More Normal than Normal

  1. What is the overriding concern of the HOT based approach? (section 1)
  2. What is a subexponential distribution? Are they scaling? (section 2)
  3. Give practical examples (from the article) of the scaling distributions invariance properties aggregation, mixture, and maximization? (section 2.3)
  4. What are the tradeoffs between assuming Gaussian for low variability data and assuming scaling for high variability data?
  5. What is the 4 step approach to conventional model fitting?
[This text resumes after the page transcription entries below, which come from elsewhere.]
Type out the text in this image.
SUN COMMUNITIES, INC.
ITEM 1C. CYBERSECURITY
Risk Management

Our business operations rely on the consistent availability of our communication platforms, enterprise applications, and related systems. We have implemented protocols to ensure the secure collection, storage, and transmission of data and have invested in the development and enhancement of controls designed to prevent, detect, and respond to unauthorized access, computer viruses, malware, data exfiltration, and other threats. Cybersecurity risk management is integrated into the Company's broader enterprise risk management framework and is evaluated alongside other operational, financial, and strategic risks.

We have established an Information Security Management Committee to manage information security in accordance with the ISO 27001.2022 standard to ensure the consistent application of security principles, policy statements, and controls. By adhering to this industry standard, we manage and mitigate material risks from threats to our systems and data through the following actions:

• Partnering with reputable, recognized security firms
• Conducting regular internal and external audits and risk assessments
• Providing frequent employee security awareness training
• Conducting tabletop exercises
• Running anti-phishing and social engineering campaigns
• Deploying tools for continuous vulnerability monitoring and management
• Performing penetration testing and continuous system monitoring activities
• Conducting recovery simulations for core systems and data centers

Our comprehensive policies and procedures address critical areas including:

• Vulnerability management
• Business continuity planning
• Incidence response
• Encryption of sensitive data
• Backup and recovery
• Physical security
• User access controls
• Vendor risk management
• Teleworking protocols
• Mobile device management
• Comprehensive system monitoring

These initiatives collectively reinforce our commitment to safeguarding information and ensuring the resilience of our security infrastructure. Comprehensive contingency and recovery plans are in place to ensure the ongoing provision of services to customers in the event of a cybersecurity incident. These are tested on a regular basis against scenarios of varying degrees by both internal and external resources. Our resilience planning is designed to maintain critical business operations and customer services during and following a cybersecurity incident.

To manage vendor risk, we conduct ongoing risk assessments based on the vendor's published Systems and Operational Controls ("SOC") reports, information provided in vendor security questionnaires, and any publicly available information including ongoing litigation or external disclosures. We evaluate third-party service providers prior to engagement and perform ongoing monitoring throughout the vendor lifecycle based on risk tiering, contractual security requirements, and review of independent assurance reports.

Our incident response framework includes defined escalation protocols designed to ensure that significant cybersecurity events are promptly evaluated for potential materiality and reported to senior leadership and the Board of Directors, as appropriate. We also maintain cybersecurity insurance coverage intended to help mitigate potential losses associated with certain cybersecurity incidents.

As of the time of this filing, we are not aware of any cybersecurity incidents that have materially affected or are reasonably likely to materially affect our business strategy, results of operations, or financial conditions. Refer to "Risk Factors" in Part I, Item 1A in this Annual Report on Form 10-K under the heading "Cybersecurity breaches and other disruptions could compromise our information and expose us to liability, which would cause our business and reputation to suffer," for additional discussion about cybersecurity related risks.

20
Why does this approach fail to select the right models for scaling distributions? (section 3)
  6. If we assume that a single process generates a data set then what two effects should we see if we employ a dynamic (nested) approach to examining the data? (section 3)
  7. Why does figure 4 illustrate that the second moment (standard deviation) does not exist?
  8. How does figure 5 show that the Lognormal fit is "certifiable wrong"?
  9. How does figure 6 allow us to conclude that the Pareto fit is a good one?
  10. Why are scaling distributions more robust than Gaussian distributions? (4.1)
  11. What is the "bad news" and "good news" in the new treatment of internet traffic that relies on robust control? (section 4.3)
  12. Why are the popular "scale-free network" models not appropriate for internet router traffic models? (section 4.3)

Clauset et al. paper

  1. In equation 1.1 the range for the powers of interest are said to lie in (2,3). How is this consistent with LATDW's range of (1,2)?
  2. Assuming x_min is known, be able to explain equations (3.1) and (3.7).
  3. How does table 3.1 support the use of equations (3.1) and (3.7)?
  4. What minimum size data set do the authors recommend? Why are small data sets problematic?
  5. How does figure 3.3 illustrate the importance of correctly estimating x_min?
  6. How do subjective approaches estimate x_min? (section 3.3)
  7. Describe the second objective approach for estimating x_min.